Ex piquetera pidió "rever la medida"

Apenas unos minutos antes de que los asambleístas volvieran a instalar los piquetes que bloquean desde ayer los dos puentes binacionales que unen a Uruguay y Argentina, el gobierno de la vecina orilla realizó su segundo intento público para desactivar la protesta.

Los integrantes de las asambleas ambientales de Gualeguaychú y Colón ya se dirigían a los lugares elegidos para instalar los cortes de ruta, cuando la secretaria de Medio Ambiente de Argentina, Romina Picolotti, ingresó a la sala de prensa de la Casa Rosada con el fin de pedir «por favor» a los activistas que desistieran de bloquear los caminos internacionales.

En su alocución la jerarca instó a los asambleístas a «rever la modalidad» de protesta y encontrar «formas creativas de movilización».

La solicitud se basó en el concepto de que los piquetes son «contraproducentes» a los objetivos perseguidos por el gobierno argentino al entablar el juicio contra Uruguay ante la Corte Internacional de Justicia de La Haya.

«La movilización social tiene que seguir, pero la modalidad de corte no es funcional a los intereses del Estado argentino, que son también los intereses de la asamblea. Es decir, que Botnia no se instale en ese lugar del río», enfatizó la ex asambleísta.

A la vez, Picolotti volvió a responsabilizar de la situación al Banco Mundial, aseverando que la preocupación de los entrerrianos respecto a la supuesta contaminanción que generaran las plantas de celulosa se incrementó luego de que el lunes se conociera el borrador del último informe de impacto ambiental encargado por la Corporación Financiera Internacional; el cual al ser favorable a las fábricas dejó entreabierta la puerta de acceso a los créditos solicitados por las empresas al organismo internacional.

«El Banco Mundial tuvo un rol negligente y colaboró para agravar el conflicto y no para solucionarlo.
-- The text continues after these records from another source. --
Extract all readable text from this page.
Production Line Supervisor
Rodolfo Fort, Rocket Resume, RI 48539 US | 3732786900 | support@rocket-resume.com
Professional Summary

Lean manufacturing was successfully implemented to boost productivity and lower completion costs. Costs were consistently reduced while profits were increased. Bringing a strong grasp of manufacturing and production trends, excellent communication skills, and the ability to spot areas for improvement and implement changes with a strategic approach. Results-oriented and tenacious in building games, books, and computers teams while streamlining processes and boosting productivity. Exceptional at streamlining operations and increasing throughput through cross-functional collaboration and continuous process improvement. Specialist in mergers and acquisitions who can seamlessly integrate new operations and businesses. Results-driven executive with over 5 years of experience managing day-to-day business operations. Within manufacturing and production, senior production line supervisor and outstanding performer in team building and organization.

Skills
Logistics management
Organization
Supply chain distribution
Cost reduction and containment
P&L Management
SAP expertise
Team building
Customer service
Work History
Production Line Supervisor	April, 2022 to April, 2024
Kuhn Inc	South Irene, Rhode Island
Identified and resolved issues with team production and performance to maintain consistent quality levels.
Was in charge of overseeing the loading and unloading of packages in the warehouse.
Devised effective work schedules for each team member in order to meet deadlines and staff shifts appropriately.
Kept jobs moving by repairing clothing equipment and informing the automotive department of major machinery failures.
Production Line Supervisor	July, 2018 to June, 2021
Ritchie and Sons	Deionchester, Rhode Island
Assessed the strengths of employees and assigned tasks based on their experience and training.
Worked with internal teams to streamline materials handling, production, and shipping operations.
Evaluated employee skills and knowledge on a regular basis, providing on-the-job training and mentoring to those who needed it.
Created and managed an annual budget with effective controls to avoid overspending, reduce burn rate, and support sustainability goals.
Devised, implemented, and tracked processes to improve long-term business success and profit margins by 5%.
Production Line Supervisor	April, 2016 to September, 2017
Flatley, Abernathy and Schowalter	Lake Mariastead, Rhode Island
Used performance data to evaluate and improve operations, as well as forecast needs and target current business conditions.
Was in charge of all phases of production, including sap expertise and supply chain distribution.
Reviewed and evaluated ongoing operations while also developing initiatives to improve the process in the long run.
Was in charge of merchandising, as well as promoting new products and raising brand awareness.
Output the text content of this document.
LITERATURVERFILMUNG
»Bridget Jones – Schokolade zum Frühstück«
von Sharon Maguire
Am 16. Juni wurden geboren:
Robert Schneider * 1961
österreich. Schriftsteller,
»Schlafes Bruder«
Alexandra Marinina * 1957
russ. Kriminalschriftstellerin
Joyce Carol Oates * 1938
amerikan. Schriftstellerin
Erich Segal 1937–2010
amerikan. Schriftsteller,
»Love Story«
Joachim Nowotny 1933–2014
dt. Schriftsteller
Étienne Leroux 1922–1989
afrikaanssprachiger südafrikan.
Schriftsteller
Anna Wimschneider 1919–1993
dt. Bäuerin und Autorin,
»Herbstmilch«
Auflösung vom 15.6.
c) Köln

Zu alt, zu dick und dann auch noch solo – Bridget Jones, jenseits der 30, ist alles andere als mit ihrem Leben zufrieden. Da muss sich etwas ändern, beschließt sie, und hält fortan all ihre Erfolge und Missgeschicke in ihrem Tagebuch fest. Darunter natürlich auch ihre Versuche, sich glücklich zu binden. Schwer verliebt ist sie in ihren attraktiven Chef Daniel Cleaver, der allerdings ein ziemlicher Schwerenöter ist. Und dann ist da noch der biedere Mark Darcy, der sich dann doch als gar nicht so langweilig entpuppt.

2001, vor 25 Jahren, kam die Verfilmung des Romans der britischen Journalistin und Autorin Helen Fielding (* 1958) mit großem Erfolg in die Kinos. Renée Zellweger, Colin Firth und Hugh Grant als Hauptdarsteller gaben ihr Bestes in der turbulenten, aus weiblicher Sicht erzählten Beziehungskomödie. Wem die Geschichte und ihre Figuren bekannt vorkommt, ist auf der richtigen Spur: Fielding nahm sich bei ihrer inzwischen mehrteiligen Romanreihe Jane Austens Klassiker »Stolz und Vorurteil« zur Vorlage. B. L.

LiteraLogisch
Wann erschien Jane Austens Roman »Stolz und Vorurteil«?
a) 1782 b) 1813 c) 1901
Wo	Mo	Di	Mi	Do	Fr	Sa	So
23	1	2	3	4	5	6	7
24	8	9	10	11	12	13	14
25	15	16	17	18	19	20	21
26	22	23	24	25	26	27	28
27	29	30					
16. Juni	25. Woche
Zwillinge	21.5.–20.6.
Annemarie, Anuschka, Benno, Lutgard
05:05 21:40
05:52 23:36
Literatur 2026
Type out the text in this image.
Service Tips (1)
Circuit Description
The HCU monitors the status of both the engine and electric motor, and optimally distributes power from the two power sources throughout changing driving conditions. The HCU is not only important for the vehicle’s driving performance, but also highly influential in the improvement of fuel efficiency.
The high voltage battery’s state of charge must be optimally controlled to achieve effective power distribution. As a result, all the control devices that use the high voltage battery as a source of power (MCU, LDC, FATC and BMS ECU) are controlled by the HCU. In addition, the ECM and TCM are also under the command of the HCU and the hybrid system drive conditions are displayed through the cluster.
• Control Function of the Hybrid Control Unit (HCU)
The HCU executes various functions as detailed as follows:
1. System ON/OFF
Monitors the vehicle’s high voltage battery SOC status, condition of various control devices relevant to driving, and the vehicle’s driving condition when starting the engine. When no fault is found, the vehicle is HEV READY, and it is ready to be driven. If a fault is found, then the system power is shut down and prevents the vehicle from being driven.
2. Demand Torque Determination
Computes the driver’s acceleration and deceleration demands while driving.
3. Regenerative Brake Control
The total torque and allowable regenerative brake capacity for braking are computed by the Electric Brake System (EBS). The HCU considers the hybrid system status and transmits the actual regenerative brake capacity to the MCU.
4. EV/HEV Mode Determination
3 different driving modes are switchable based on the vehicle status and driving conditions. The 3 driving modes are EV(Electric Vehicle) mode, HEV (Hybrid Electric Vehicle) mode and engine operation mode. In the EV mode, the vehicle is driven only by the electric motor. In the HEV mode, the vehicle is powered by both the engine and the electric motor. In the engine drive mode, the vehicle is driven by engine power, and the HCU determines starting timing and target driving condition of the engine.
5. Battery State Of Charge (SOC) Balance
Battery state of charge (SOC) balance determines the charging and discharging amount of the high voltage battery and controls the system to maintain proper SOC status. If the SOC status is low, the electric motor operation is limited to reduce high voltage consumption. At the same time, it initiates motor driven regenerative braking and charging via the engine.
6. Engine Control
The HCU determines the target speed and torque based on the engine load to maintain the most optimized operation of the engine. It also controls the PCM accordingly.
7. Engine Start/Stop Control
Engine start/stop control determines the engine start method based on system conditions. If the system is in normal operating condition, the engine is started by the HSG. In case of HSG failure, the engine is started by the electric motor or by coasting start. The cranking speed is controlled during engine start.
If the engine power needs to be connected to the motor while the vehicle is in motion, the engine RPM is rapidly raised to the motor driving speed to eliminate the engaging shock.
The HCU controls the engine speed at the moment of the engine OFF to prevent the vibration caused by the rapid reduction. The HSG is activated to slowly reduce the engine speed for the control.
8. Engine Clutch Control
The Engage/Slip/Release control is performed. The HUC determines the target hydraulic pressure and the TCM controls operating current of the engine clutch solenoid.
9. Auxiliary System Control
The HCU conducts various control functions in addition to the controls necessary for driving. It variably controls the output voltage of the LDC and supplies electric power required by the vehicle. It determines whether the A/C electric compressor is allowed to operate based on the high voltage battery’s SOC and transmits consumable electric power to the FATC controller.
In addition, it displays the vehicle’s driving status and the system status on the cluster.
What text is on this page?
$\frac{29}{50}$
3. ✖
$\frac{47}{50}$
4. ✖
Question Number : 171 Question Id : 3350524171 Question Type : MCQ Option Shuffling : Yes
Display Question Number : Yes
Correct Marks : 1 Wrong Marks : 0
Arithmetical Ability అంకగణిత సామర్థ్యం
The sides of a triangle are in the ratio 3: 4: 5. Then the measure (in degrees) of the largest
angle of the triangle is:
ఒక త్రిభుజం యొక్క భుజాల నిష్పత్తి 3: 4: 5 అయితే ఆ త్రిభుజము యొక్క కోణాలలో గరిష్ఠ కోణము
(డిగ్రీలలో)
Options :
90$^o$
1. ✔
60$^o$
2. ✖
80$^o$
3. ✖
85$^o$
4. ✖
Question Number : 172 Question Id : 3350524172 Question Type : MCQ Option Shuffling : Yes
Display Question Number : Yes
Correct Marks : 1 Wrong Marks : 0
Es grave que actúe como si no existiera el conflicto social y político», afirmo Picolotti.

Las declaraciones de la funcionaria tuvieron lugar luego de la reunión de más de una hora que mantuvieron el jefe de gabinete, Alberto Fernández, y el canciller, Jorge Taiana, con el fin de analizar las consecuencias que tendrá el reinicio de las protestas.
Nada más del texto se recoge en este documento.